Did the Axis Have Any Funny Animals? – WWII history from Fred Patten.
by Patch O'Furr
Submitted by Fred Patten, Furry’s favorite historian and reviewer.
- SEE BOTTOM: At Fred’s request, a gallery of rare book illustrations from Van den Vos Reynaerde was scanned for this post by the UCRiverside Library.
- Animal fables traditionally tell morals – this article shows a historically fascinating misuse of anthropomorphism for fascist and Social Darwinist goals.
- “Dear Patch; This is basically rewritten from my article for Flayrah, Retrospective: Talking Animals in World War II Propaganda.“
Did the Axis Have Any Funny Animals?
Yes. Whether the Nazis and Italians did is technically debatable, but the Japanese certainly did.
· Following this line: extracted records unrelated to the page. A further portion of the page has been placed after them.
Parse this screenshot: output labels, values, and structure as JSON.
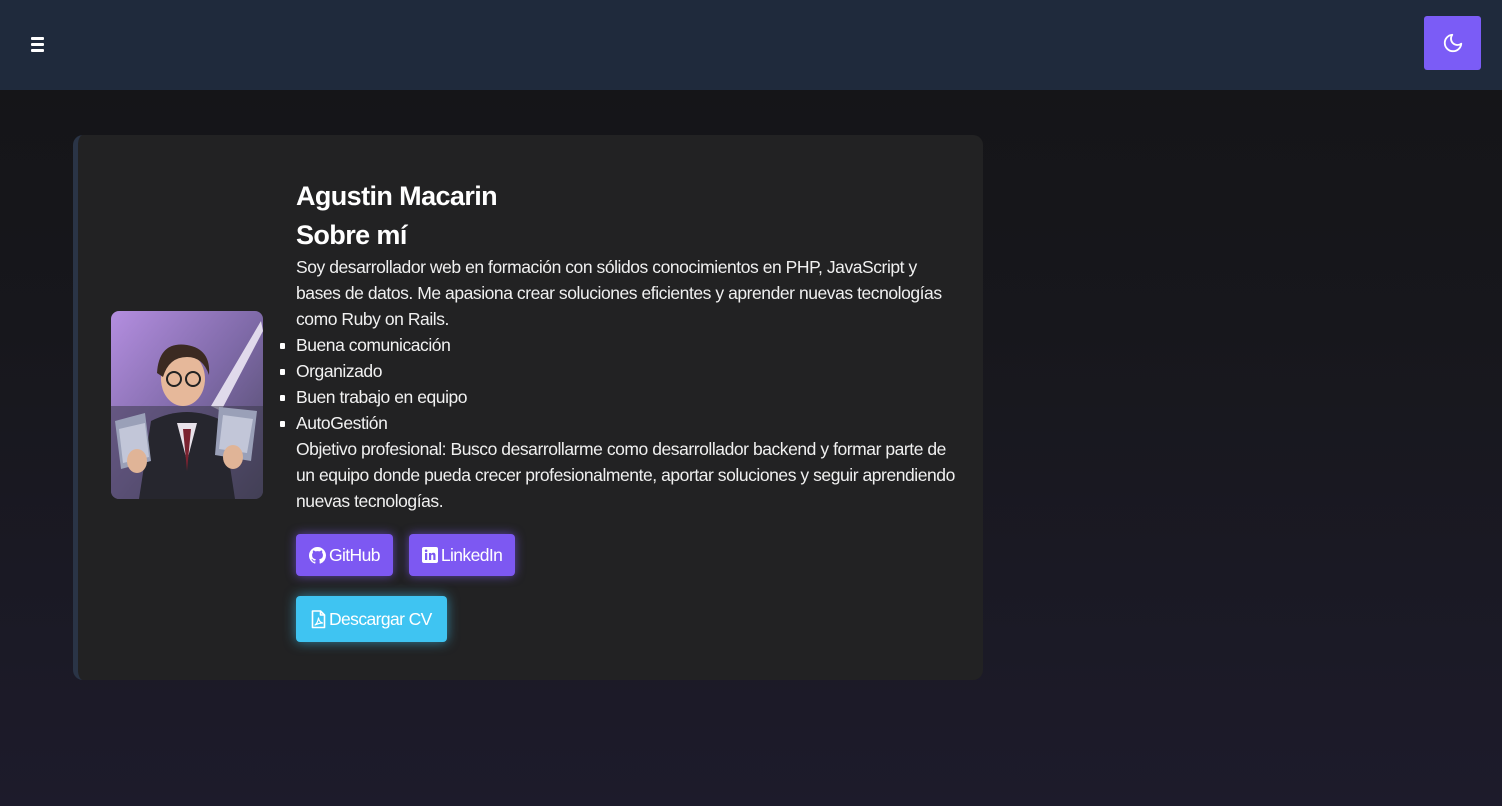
{
  "header": {
    "menu_icon": "hamburger-icon",
    "theme_toggle_icon": "moon-icon"
  },
  "profile": {
    "name": "Agustin Macarin",
    "about_title": "Sobre mí",
    "intro": "Soy desarrollador web en formación con sólidos conocimientos en PHP, JavaScript y bases de datos. Me apasiona crear soluciones eficientes y aprender nuevas tecnologías como Ruby on Rails.",
    "skills": [
      "Buena comunicación",
      "Organizado",
      "Buen trabajo en equipo",
      "AutoGestión"
    ],
    "objective": "Objetivo profesional: Busco desarrollarme como desarrollador backend y formar parte de un equipo donde pueda crecer profesionalmente, aportar soluciones y seguir aprendiendo nuevas tecnologías."
  },
  "buttons": {
    "github_label": "GitHub",
    "github_icon": "github-icon",
    "linkedin_label": "LinkedIn",
    "linkedin_icon": "linkedin-icon",
    "cv_label": "Descargar CV",
    "cv_icon": "pdf-file-icon"
  },
  "colors": {
    "header_bg": "#1f2a3c",
    "accent_purple": "#7b5cf6",
    "accent_cyan": "#3fc4f2",
    "card_bg": "#222223"
  }
}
(Oops! I am reminded that many younger people today do not know what “the Axis” was. “The Enemy” during World War II. Nazi Germany and Fascist Italy signed a mutual defense treaty on October 25, 1936 that Italy’s Benito Mussolini described in a speech on November 1 as putting Europe on a Rome-Berlin axis. Imperial Japan joined in 1937. On September 27, 1940, Germany, Italy, and Japan signed a Tripartite Pact and formally declared themselves the “Axis powers”. They were joined during the next month by Hungary, Romania, and Slovakia. “The Axis” during World War II meant Germany, Italy, Japan, and their allies.)
There were more funny animals assigned to them by American cartoonists for anti-Axis propaganda than there were of their own. The best-known today are probably the Leon Schlesinger/Warner Bros. animated short cartoons The Ducktators and Scrap Happy Daffy, and MGM’s Blitz Wolf.
In The Ducktators, directed by Norm McCabe and written by Melvin Millar, released on August 1, 1942, Adolf Hitler and the Nazis are ducks, Benito Mussolini is a goose, and “the Jap” (a stereotypical “Jap”) is presumably also a duck (although he looks more like a coot).